I recently had the chance to work with Denodo, a data virtualization platform. As I’m quite new to such technology and data eng, I think its might be a good opportunity to note some learning down.
Data Virtualization
Denodo as a platform is used to virtualize data across an organization and create a single point of view. This can be useful when the data is scattered across the systems in various forms. Comparing to traditional data warehouse approach where we integrate multiple data sources into a single database, data virtualization will reduce the use of ETL as Denodo claimed and perform quick and easy analysis on different data sources.
Build a Quick Demo with Denodo
Deploy a Denodo Instance on Azure
Denodo is on Azure Marketplace, where we can simply deploy an VM with Denodo image.

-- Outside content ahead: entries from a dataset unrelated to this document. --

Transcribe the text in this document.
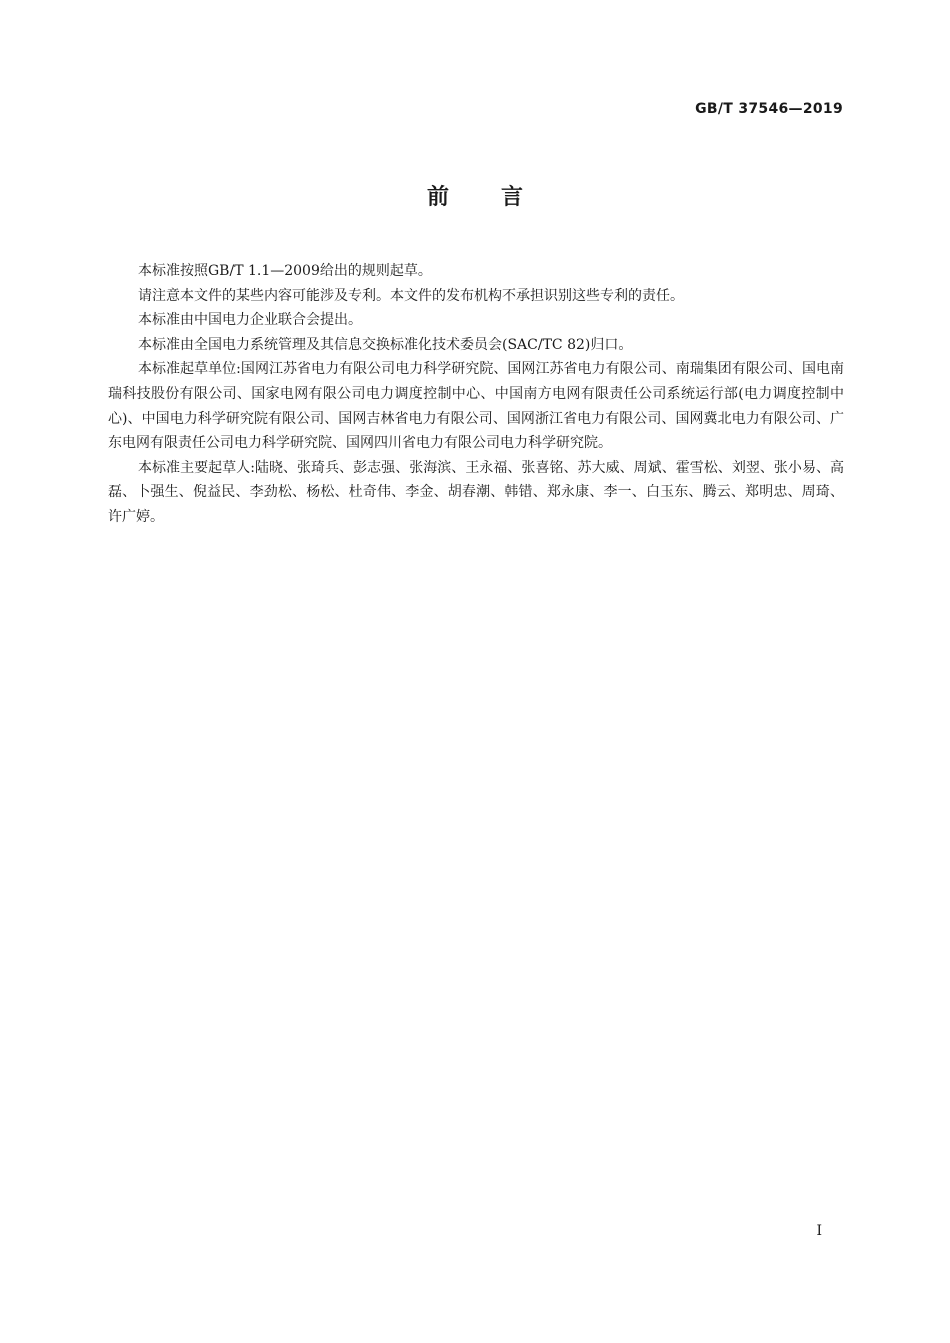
GB/T 37546—2019
前言

本标准按照GB/T 1.1—2009给出的规则起草。

请注意本文件的某些内容可能涉及专利。本文件的发布机构不承担识别这些专利的责任。

本标准由中国电力企业联合会提出。

本标准由全国电力系统管理及其信息交换标准化技术委员会(SAC/TC 82)归口。

本标准起草单位:国网江苏省电力有限公司电力科学研究院、国网江苏省电力有限公司、南瑞集团有限公司、国电南瑞科技股份有限公司、国家电网有限公司电力调度控制中心、中国南方电网有限责任公司系统运行部(电力调度控制中心)、中国电力科学研究院有限公司、国网吉林省电力有限公司、国网浙江省电力有限公司、国网冀北电力有限公司、广东电网有限责任公司电力科学研究院、国网四川省电力有限公司电力科学研究院。

本标准主要起草人:陆晓、张琦兵、彭志强、张海滨、王永福、张喜铭、苏大威、周斌、霍雪松、刘翌、张小易、高磊、卜强生、倪益民、李劲松、杨松、杜奇伟、李金、胡春潮、韩错、郑永康、李一、白玉东、腾云、郑明忠、周琦、许广婷。

I
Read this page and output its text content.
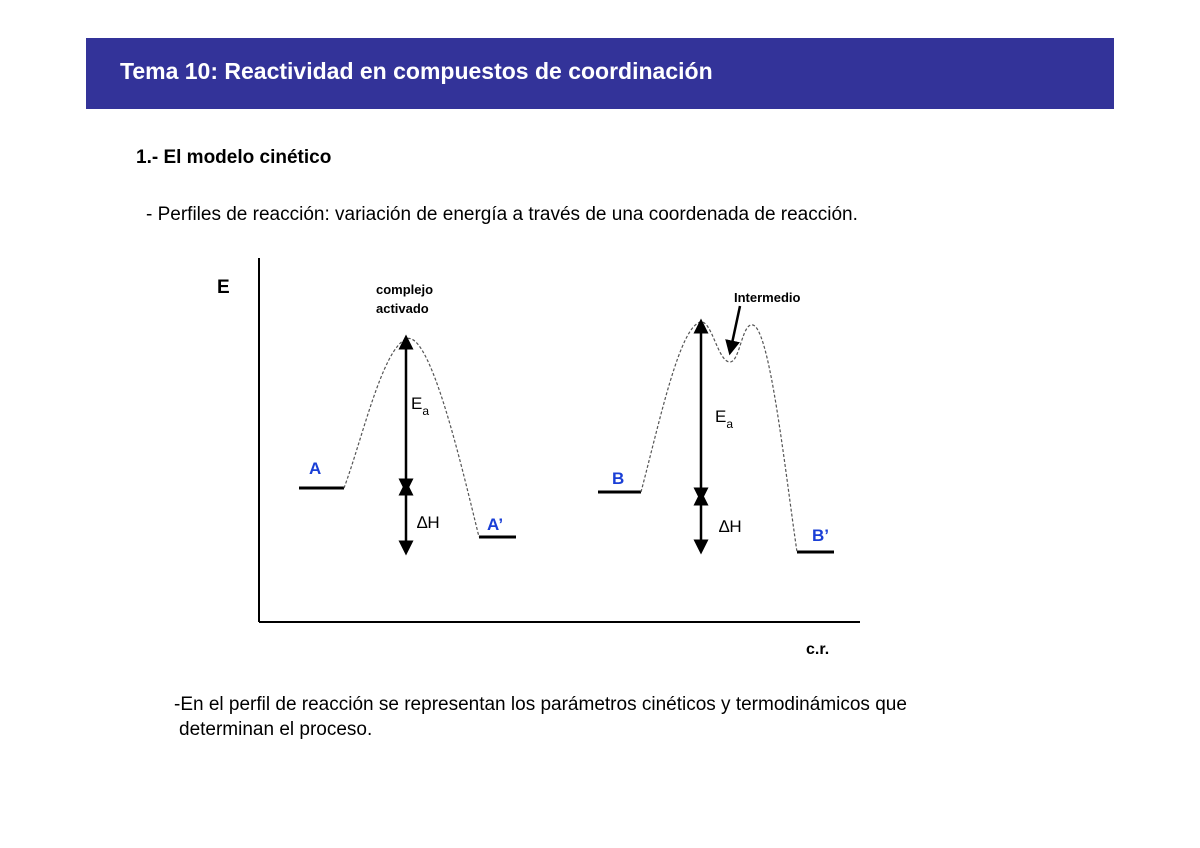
Tema 10: Reactividad en compuestos de coordinación
1.- El modelo cinético
- Perfiles de reacción: variación de energía a través de una coordenada de reacción.
E
c.r.
complejo
activado
A
A’
$E_a$
∆H
Intermedio
B
B’
$E_a$
∆H
-En el perfil de reacción se representan los parámetros cinéticos y termodinámicos que
determinan el proceso.
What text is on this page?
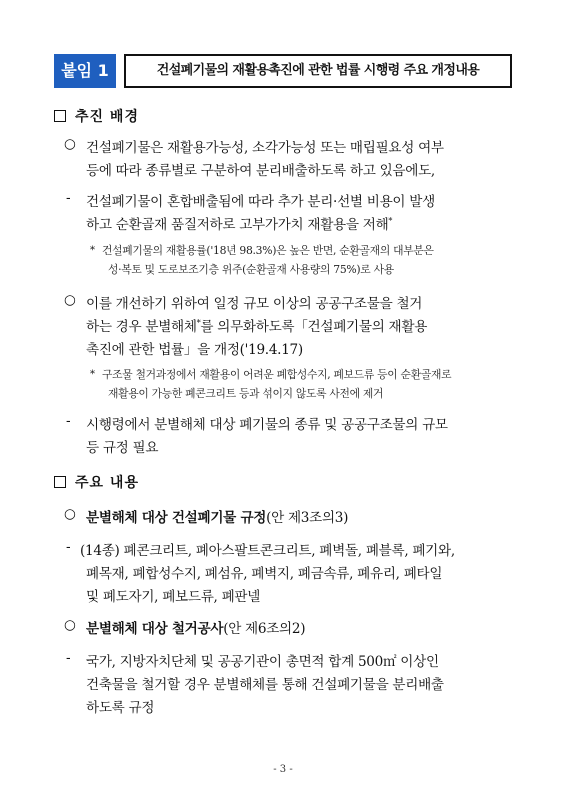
붙임 1	건설폐기물의 재활용촉진에 관한 법률 시행령 주요 개정내용
추진 배경
○ 건설폐기물은 재활용가능성, 소각가능성 또는 매립필요성 여부
등에 따라 종류별로 구분하여 분리배출하도록 하고 있음에도,
- 건설폐기물이 혼합배출됨에 따라 추가 분리·선별 비용이 발생
하고 순환골재 품질저하로 고부가가치 재활용을 저해*
* 건설폐기물의 재활용률('18년 98.3%)은 높은 반면, 순환골재의 대부분은
성·복토 및 도로보조기층 위주(순환골재 사용량의 75%)로 사용
○ 이를 개선하기 위하여 일정 규모 이상의 공공구조물을 철거
하는 경우 분별해체*를 의무화하도록「건설폐기물의 재활용
촉진에 관한 법률」을 개정('19.4.17)
* 구조물 철거과정에서 재활용이 어려운 폐합성수지, 폐보드류 등이 순환골재로
재활용이 가능한 폐콘크리트 등과 섞이지 않도록 사전에 제거
- 시행령에서 분별해체 대상 폐기물의 종류 및 공공구조물의 규모
등 규정 필요
주요 내용
○ 분별해체 대상 건설폐기물 규정(안 제3조의3)
- (14종) 폐콘크리트, 폐아스팔트콘크리트, 폐벽돌, 폐블록, 폐기와,
폐목재, 폐합성수지, 폐섬유, 폐벽지, 폐금속류, 폐유리, 폐타일
및 폐도자기, 폐보드류, 폐판넬
○ 분별해체 대상 철거공사(안 제6조의2)
- 국가, 지방자치단체 및 공공기관이 총면적 합계 500㎡ 이상인
건축물을 철거할 경우 분별해체를 통해 건설폐기물을 분리배출
하도록 규정
- 3 -
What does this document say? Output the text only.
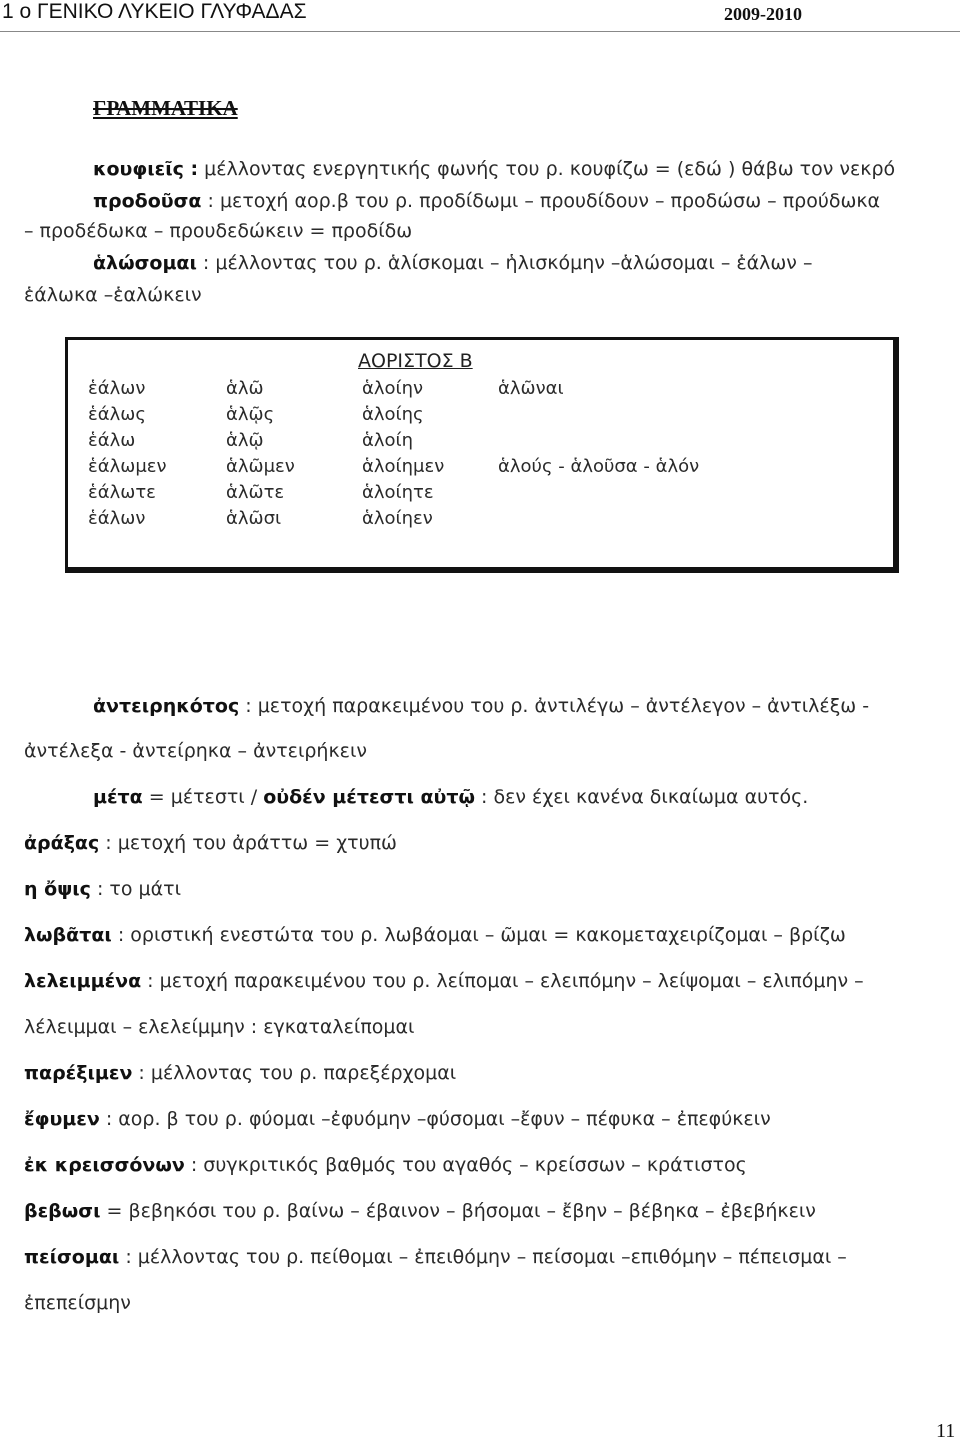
1 ο ΓΕΝΙΚΟ ΛΥΚΕΙΟ ΓΛΥΦΑΔΑΣ	2009-2010
ΓΡΑΜΜΑΤΙΚΑ
κουφιεῖς : μέλλοντας ενεργητικής φωνής του ρ. κουφίζω = (εδώ ) θάβω τον νεκρό
προδοῦσα : μετοχή αορ.β του ρ. προδίδωμι – προυδίδουν – προδώσω – προύδωκα
– προδέδωκα – προυδεδώκειν = προδίδω
ἁλώσομαι : μέλλοντας του ρ. ἁλίσκομαι – ἡλισκόμην –ἁλώσομαι – ἑάλων –
ἑάλωκα –ἑαλώκειν
ΑΟΡΙΣΤΟΣ Β
ἑάλων	ἁλῶ	ἁλοίην	ἁλῶναι
ἑάλως	ἁλῷς	ἁλοίης
ἑάλω	ἁλῷ	ἁλοίη
ἑάλωμεν	ἁλῶμεν	ἁλοίημεν	ἁλούς - ἁλοῦσα - ἁλόν
ἑάλωτε	ἁλῶτε	ἁλοίητε
ἑάλων	ἁλῶσι	ἁλοίηεν
ἀντειρηκότος : μετοχή παρακειμένου του ρ. ἀντιλέγω – ἀντέλεγον – ἀντιλέξω -
ἀντέλεξα - ἀντείρηκα – ἀντειρήκειν
μέτα = μέτεστι / οὐδέν μέτεστι αὐτῷ : δεν έχει κανένα δικαίωμα αυτός.
ἀράξας : μετοχή του ἀράττω = χτυπώ
η ὄψις : το μάτι
λωβᾶται : οριστική ενεστώτα του ρ. λωβάομαι – ῶμαι = κακομεταχειρίζομαι – βρίζω
λελειμμένα : μετοχή παρακειμένου του ρ. λείπομαι – ελειπόμην – λείψομαι – ελιπόμην –
λέλειμμαι – ελελείμμην : εγκαταλείπομαι
παρέξιμεν : μέλλοντας του ρ. παρεξέρχομαι
ἔφυμεν : αορ. β του ρ. φύομαι –ἐφυόμην –φύσομαι –ἔφυν – πέφυκα – ἐπεφύκειν
ἐκ κρεισσόνων : συγκριτικός βαθμός του αγαθός – κρείσσων – κράτιστος
βεβωσι = βεβηκόσι του ρ. βαίνω – έβαινον – βήσομαι – ἔβην – βέβηκα – ἐβεβήκειν
πείσομαι : μέλλοντας του ρ. πείθομαι – ἐπειθόμην – πείσομαι –επιθόμην – πέπεισμαι –
ἐπεπείσμην
11
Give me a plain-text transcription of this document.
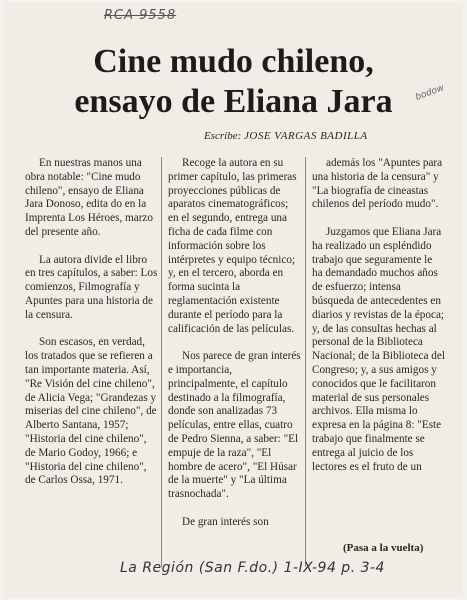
RCA 9558
Cine mudo chileno,
ensayo de Eliana Jara	bodow
Escribe: JOSE VARGAS BADILLA

En nuestras manos una obra notable: "Cine mudo chileno", ensayo de Eliana Jara Donoso, edita do en la Imprenta Los Héroes, marzo del presente año.

La autora divide el libro en tres capítulos, a saber: Los comienzos, Filmografía y Apuntes para una historia de la censura.

Son escasos, en verdad, los tratados que se refieren a tan importante materia. Así, "Re Visión del cine chileno", de Alicia Vega; "Grandezas y miserias del cine chileno", de Alberto Santana, 1957; "Historia del cine chileno", de Mario Godoy, 1966; e "Historia del cine chileno", de Carlos Ossa, 1971.

Recoge la autora en su primer capítulo, las primeras proyecciones públicas de aparatos cinematográficos; en el segundo, entrega una ficha de cada filme con información sobre los intérpretes y equipo técnico; y, en el tercero, aborda en forma sucinta la reglamentación existente durante el período para la calificación de las películas.

Nos parece de gran interés e importancia, principalmente, el capítulo destinado a la filmografía, donde son analizadas 73 películas, entre ellas, cuatro de Pedro Sienna, a saber: "El empuje de la raza", "El hombre de acero", "El Húsar de la muerte" y "La última trasnochada".

De gran interés son

además los "Apuntes para una historia de la censura" y "La biografía de cineastas chilenos del período mudo".

Juzgamos que Eliana Jara ha realizado un espléndido trabajo que seguramente le ha demandado muchos años de esfuerzo; intensa búsqueda de antecedentes en diarios y revistas de la época; y, de las consultas hechas al personal de la Biblioteca Nacional; de la Biblioteca del Congreso; y, a sus amigos y conocidos que le facilitaron material de sus personales archivos. Ella misma lo expresa en la página 8: "Este trabajo que finalmente se entrega al juicio de los lectores es el fruto de un

(Pasa a la vuelta)
La Región (San F.do.) 1-IX-94 p. 3-4
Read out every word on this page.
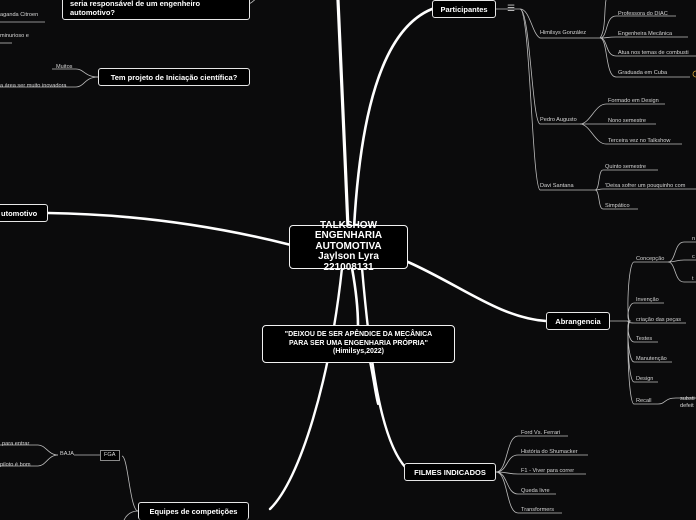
TALKSHOW
ENGENHARIA
AUTOMOTIVA
Jaylson Lyra
221008131
"DEIXOU DE SER APÊNDICE DA MECÂNICA
PARA SER UMA ENGENHARIA PRÓPRIA"
(Himilsys,2022)
Participantes ☰
Abrangencia
FILMES INDICADOS
Equipes de competições
utomotivo
Tem projeto de Iniciação científica?
seria responsável de um engenheiro
automotivo?
aganda Citroen
minurioso e
Muitos
a área ser muito inovadora
para entrar
BAJA	FGA
piloto é bom
Himilsys González
Professora do DIAC
Engenheira Mecânica
Atua nos temas de combusti
Graduada em Cuba
Pedro Augusto
Formado em Design
Nono semestre
Terceira vez no Talkshow
Davi Santana
Quinto semestre
'Deixa sofrer um pouquinho com
Simpático
Concepção
Invenção
criação das peças
Testes
Manutenção
Design
Recall
n
c
t
substi
defeit
Ford Vs. Ferrari
História do Shumacker
F1 - Viver para correr
Queda livre
Transformers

After making sure all Denodo services are up and running (I did that by using RDP to connect to the windows server and inspect the Denodo platform), we can connect to the Denodo Design Studio through our browser: http://{xx:xx:xx:xx}:9090/denodo-design-studio/#/
Replace xx:xx:xx:xx with the public IP address of your Denodo VM.
Connect to Data Sources
Now we have our Denodo instance up and running, we can connect try connecting to some sample data.
I went for JDBC connection for my sample data source in Azure SQL DB
Give the connection a name, select Azure SQL as Database Adapter and update the URL of your db along with the credentials. Click the Test Connection option on the top right, u will be able to see a notification of successgul connection:
Create a Base View from Connected Data Sources
A base view defined by Denodo is a view that directly comes from a connected data source, it can be created along with connecting to a new data source.
Create Derived views
Derived views are results of some kinda of integration of other views. It can be created through the Denodo GUI by choosing any of these following options:
Or you can simply create a new VQL Shell and using the CREATE VIEW statements (which are close to SQL). I personally find it more flexible and easier to use than the designer UI.
With derived views u can publish them as an Web API for further analytic use.
Some Thoughts and Research
Now at this stage you should be able to have some grasp on how Denodo work. It created an virtualized SQL layer above different data sources and return an integrated result.
Is Denodo good? I think its definitely useful in some specific use cases. However, since Data Virtualization is not about replication of data, will querying on live systems cause any trouble?
Apart from that, I think Denodo is served more as a one-way data integration platform: it can serve the aggregated data for a reporting layer but is it possible to operate on these data if needed? Just reading through the OpenAPI documentation of manipulating Denodo views, I can only find end points for getting the data and posting new rows, which kinda makes sense as I can imagines updating an aggregated row won’t be an easy task. How will it reflect on the systems?